Keine Liebhaberei in der Umsatzsteuer
Während die Absicht, Gewinn zu erzielen, unabdingbare Voraussetzung für die Annahme einer ertragsteuerlichen Einkunftsart ist – und ggfs. die Anerkennung von Verlusten darstellt, ist diese Gewinnerzielungsabsicht im Umsatzsteuerrecht völlig unerheblich: Wer Unternehmer ist, hat seine umsatzsteuerlichen Pflichten zu kennen und zu erfüllen; dies gilt insbesondere auch für Vereine, die Veranstaltungen durchführen und hierfür Eintritt nehmen, oder für Privatpersonen, die regelmäßig auf elektronischen Marktplätzen Handel treiben.
Abgrenzung der gewerblichen oder beruflichen Tätigkeit
Nichtunternehmerische Tätigkeit
Von der gewerblichen oder beruflichen Tätigkeit sind die nichtunternehmerischen Tätigkeiten zu unterscheiden. Diese Tätigkeiten umfassen die nichtwirtschaftlichen Tätigkeiten im engeren Sinne (nicht wirtschaftliche Tätigkeiten i.e.S.) und die unternehmensfremden Tätigkeiten. Als unternehmensfremde Tätigkeiten gelten Entnahmen für den privaten Bedarf des Unternehmers als natürliche Person, für den privaten Bedarf seines Personals oder für private Zwecke des Gesellschafters [5].
Nicht selbständige Tätigkeit
Von der Unternehmereigenschaft abzugrenzen ist außerdem die gewerbliche oder berufliche Tätigkeit, die nicht selbständig ausgeübt wird (§ 2 Abs. 2 UStG). Eine selbständige Tätigkeit liegt vor, wenn sie auf eigene Rechnung und auf eigene Verantwortung ausgeübt wird.
Ob Selbständigkeit oder Unselbständigkeit anzunehmen ist, richtet sich grundsätzlich nach dem Innenverhältnis zum Auftraggeber. Aus dem Außenverhältnis zur Kundschaft lassen sich im Allgemeinen nur Beweisanzeichen herleiten [6]. Dabei kommt es nicht allein auf die vertragliche Bezeichnung, die Art der Tätigkeit oder die Form der Entlohnung an.
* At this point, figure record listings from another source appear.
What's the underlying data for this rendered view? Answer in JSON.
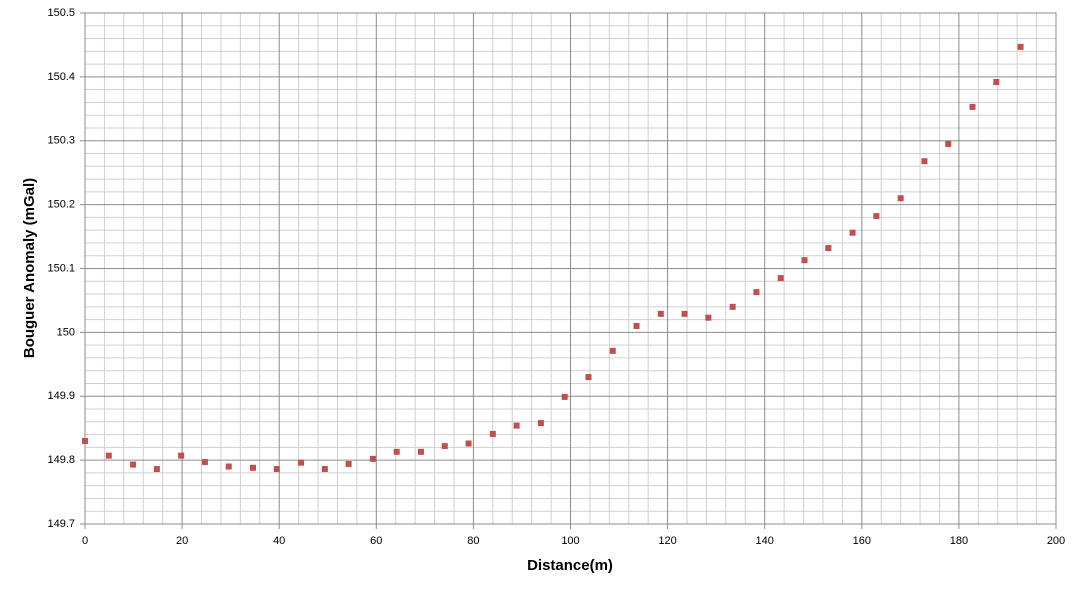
{
  "chart_data": {
    "type": "scatter",
    "x_label": "Distance(m)",
    "y_label": "Bouguer Anomaly (mGal)",
    "series": [
      {
        "color": "#c0504d",
        "x": [
          0,
          4.9,
          9.9,
          14.8,
          19.8,
          24.7,
          29.6,
          34.6,
          39.5,
          44.5,
          49.4,
          54.3,
          59.3,
          64.2,
          69.2,
          74.1,
          79.0,
          84.0,
          88.9,
          93.9,
          98.8,
          103.7,
          108.7,
          113.6,
          118.6,
          123.5,
          128.4,
          133.4,
          138.3,
          143.3,
          148.2,
          153.1,
          158.1,
          163.0,
          168.0,
          172.9,
          177.8,
          182.8,
          187.7,
          192.7
        ],
        "values": [
          149.83,
          149.807,
          149.793,
          149.786,
          149.807,
          149.797,
          149.79,
          149.788,
          149.786,
          149.796,
          149.786,
          149.794,
          149.802,
          149.813,
          149.813,
          149.822,
          149.826,
          149.841,
          149.854,
          149.858,
          149.899,
          149.93,
          149.971,
          150.01,
          150.029,
          150.029,
          150.023,
          150.04,
          150.063,
          150.085,
          150.113,
          150.132,
          150.156,
          150.182,
          150.21,
          150.268,
          150.295,
          150.353,
          150.392,
          150.447
        ]
      }
    ],
    "xlim": [
      0,
      200
    ],
    "xticks": [
      0,
      20,
      40,
      60,
      80,
      100,
      120,
      140,
      160,
      180,
      200
    ],
    "ylim": [
      149.7,
      150.5
    ],
    "yticks": [
      149.7,
      149.8,
      149.9,
      150,
      150.1,
      150.2,
      150.3,
      150.4,
      150.5
    ],
    "grid": true
  }
}
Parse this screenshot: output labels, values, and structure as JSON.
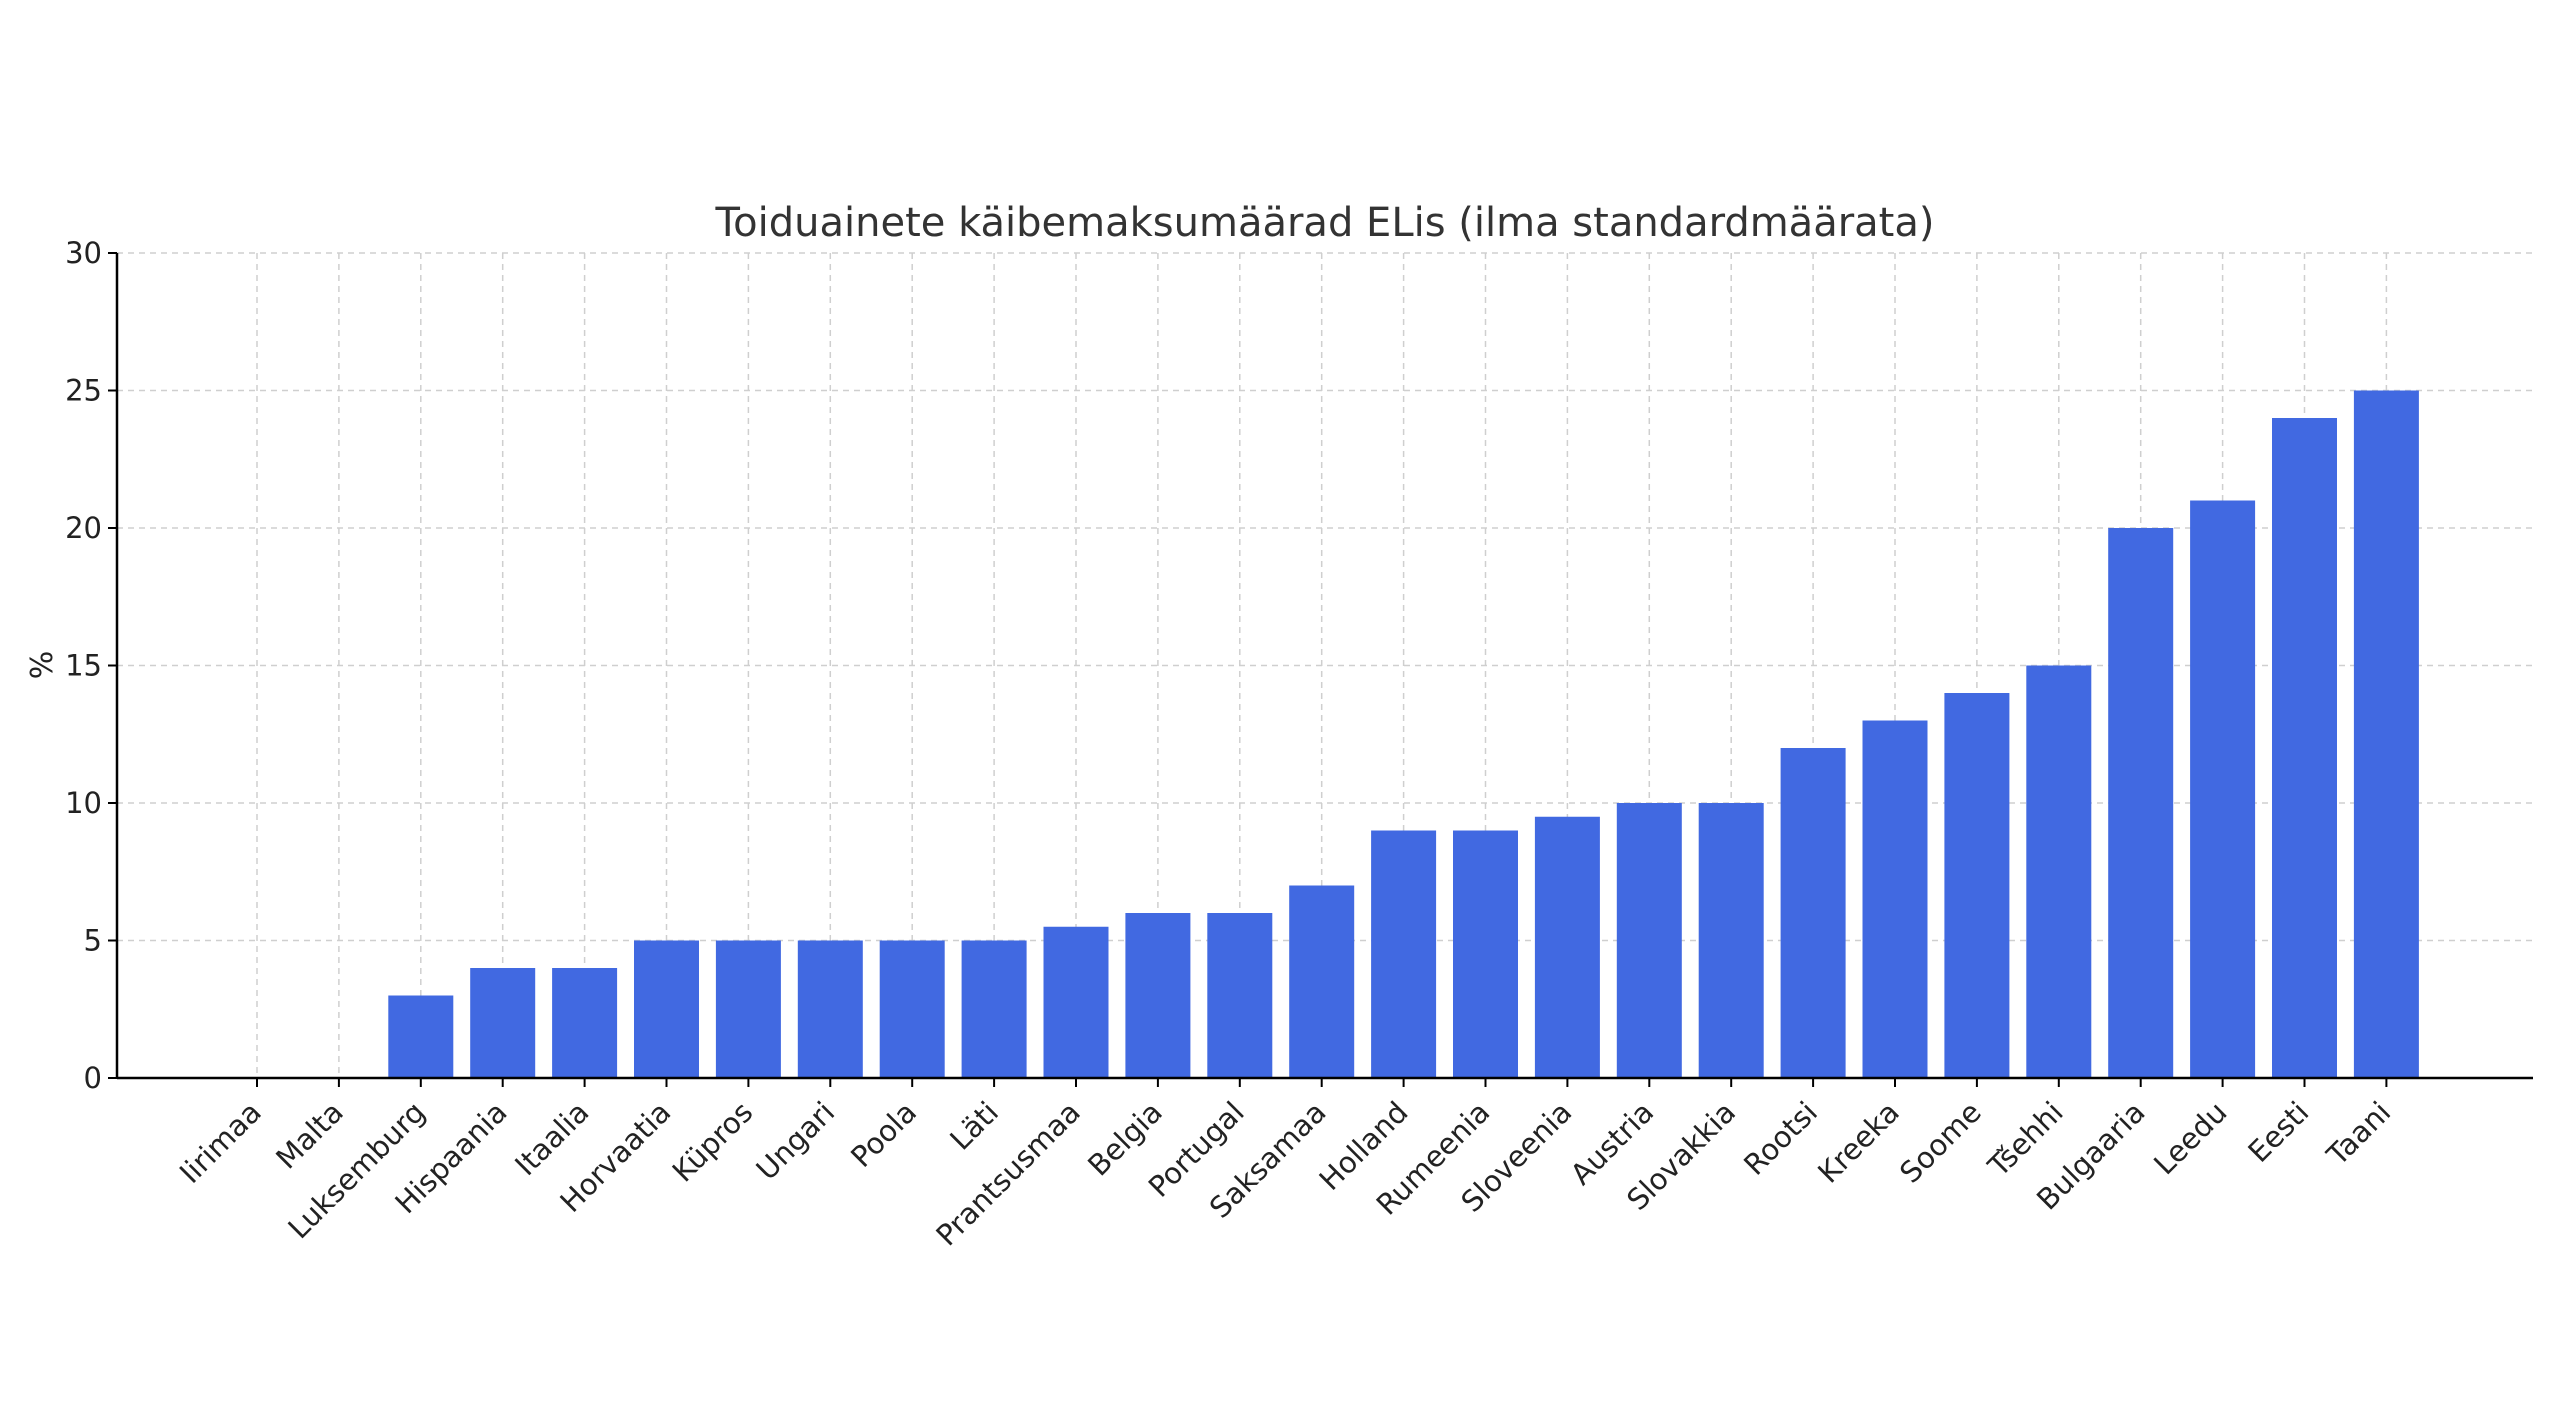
{
  "chart_data": {
    "type": "bar",
    "title": "Toiduainete käibemaksumäärad ELis (ilma standardmäärata)",
    "xlabel": "",
    "ylabel": "%",
    "ylim": [
      0,
      30
    ],
    "yticks": [
      0,
      5,
      10,
      15,
      20,
      25,
      30
    ],
    "grid": true,
    "bar_color": "#4169e1",
    "categories": [
      "Iirimaa",
      "Malta",
      "Luksemburg",
      "Hispaania",
      "Itaalia",
      "Horvaatia",
      "Küpros",
      "Ungari",
      "Poola",
      "Läti",
      "Prantsusmaa",
      "Belgia",
      "Portugal",
      "Saksamaa",
      "Holland",
      "Rumeenia",
      "Sloveenia",
      "Austria",
      "Slovakkia",
      "Rootsi",
      "Kreeka",
      "Soome",
      "Tšehhi",
      "Bulgaaria",
      "Leedu",
      "Eesti",
      "Taani"
    ],
    "values": [
      0,
      0,
      3,
      4,
      4,
      5,
      5,
      5,
      5,
      5,
      5.5,
      6,
      6,
      7,
      9,
      9,
      9.5,
      10,
      10,
      12,
      13,
      14,
      15,
      20,
      21,
      24,
      25
    ]
  }
}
Entscheidend ist das Gesamtbild der Verhältnisse. Es müssen die für und gegen die Selbständigkeit sprechenden Umstände gegeneinander abgewogen werden; die gewichtigeren Merkmale sind dann für die Gesamtbeurteilung maßgebend [7].
Eine gewerbliche oder berufliche Tätigkeit ist nicht selbständig, wenn sie von einer Person oder zusammengeschlossenen Personen ausgeübt wird, die einem Unternehmen so eingegliedert sind, dass sie den Weisungen des Unternehmers zu folgen verpflichtet sind.
Organschaft
Auch eine Organschaft kann nicht Unternehmer im Sinne des Gesetzes sein. Dies ist dann der Fall, wenn eine juristische Person nach dem Gesamtbild der tatsächlichen Verhältnisse finanziell, wirtschaftlich und organisatorisch in das Unternehmen des Organträgers eingegliedert ist (Organschaft). Die Wirkungen der Organschaft sind auf Innenleistungen zwischen den im Inland gelegenen Unternehmensteilen beschränkt. Diese Unternehmensteile sind als ein Unternehmen zu behandeln.
Hat der Organträger seine Geschäftsleitung allerdings im Ausland, gilt der wirtschaftlich bedeutendste Unternehmensteil im Inland als der Unternehmer.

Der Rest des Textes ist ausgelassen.